Tenho a sorte de ensinar Filosofia, matéria que permite os alunos até com “más notas” nas outras disciplinas, ou com “problemas de comportamento” de brilhar pela sua criatividade, pela capacidade em exprimir e assumir as suas ideias, qualidades reprimidas em outras áreas da escola. É também uma disciplina exigente, difícil, sobretudo em França que só é dada no 12° ano, tenho ainda caminho a percorrer para conseguir adaptar a dificuldade ao nível dos alunos sem perder em profundidade nas questões, espero conseguir um dia, se continuar nesta via. Ensino-os que a Filosofia é humildade e confiança, mas é válido em tantos outros domínios da vida, saber dizer “não sei”, ter curiosidade de saber mais e ao mesmo tempo ter confiança e assumir plenamente as suas ideias.

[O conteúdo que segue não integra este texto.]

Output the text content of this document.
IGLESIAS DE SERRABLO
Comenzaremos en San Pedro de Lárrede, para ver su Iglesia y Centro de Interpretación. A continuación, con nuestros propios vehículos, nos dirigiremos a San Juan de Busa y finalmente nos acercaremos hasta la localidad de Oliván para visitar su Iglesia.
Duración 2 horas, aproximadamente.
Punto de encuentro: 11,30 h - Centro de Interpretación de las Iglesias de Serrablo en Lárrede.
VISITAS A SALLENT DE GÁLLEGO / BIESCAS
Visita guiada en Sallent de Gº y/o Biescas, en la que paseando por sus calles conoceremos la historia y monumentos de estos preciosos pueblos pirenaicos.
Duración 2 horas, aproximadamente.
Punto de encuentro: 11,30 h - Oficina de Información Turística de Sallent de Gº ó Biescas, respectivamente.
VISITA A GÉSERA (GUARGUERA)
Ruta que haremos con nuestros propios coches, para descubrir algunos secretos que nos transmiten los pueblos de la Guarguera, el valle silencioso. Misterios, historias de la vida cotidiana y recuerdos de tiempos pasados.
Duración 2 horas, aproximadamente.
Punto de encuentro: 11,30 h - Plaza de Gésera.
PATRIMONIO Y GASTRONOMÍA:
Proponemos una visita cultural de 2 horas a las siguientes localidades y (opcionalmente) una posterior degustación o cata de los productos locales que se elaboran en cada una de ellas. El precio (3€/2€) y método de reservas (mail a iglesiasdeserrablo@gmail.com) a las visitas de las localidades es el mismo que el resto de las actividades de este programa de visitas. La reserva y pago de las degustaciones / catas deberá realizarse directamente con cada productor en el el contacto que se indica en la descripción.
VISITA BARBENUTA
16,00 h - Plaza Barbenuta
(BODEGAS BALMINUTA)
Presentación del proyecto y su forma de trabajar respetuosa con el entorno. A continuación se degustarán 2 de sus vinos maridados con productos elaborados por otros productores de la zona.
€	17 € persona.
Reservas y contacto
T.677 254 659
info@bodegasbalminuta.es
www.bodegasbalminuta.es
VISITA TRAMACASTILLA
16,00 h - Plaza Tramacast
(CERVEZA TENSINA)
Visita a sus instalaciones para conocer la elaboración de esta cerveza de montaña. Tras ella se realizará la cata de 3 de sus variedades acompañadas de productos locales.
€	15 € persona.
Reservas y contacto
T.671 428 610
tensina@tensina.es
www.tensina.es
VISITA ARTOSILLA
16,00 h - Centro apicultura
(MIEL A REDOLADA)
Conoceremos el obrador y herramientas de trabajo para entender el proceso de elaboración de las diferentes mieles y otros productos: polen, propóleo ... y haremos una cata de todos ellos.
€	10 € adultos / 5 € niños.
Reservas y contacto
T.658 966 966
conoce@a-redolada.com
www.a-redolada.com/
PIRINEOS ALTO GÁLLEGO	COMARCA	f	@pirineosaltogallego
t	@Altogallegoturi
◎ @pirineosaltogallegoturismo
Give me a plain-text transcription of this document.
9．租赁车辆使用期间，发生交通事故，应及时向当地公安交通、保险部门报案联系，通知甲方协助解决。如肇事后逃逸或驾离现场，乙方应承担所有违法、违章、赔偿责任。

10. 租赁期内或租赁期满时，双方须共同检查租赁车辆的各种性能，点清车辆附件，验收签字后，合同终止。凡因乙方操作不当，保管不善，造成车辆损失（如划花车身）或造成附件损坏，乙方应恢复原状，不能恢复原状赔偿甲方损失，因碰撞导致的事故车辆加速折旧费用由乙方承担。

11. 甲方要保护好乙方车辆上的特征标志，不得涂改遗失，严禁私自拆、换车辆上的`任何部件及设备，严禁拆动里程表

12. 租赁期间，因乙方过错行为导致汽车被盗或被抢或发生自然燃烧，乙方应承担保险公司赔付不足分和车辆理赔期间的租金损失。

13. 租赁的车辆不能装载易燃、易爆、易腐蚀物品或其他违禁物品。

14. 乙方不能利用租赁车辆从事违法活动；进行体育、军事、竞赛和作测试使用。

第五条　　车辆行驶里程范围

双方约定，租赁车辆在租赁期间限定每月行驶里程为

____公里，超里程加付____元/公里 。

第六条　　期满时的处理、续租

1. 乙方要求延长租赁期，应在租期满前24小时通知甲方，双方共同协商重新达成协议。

A cada início do ano, fazem parte das minhas “regras”: aqui não há perguntas, nem respostas parvas, aqui não há tabus, podem falar e dizer tudo (excluo racismo, LGBTfobia, sexismo, insultos…).

É a melhor profissão do mundo, mas tão cansativa. Surpreende-me o desprezo e o achismo de quem não faz a mínima ideia do que é estar numa sala de aula, do que é gerir a tempestade.

É a melhor profissão do mundo, mas o professor também tem outra vida, outros interesses, outras paixões e tem de preservar a saúde, que pagar contas, que criar filhos, que cuidar dos familiares idosos ou com necessidades especiais, etc.

Solidariedade com a(s) luta(s) dos professores!

Luísa Semedo

Esta publicação é da responsabilidade exclusiva do seu autor.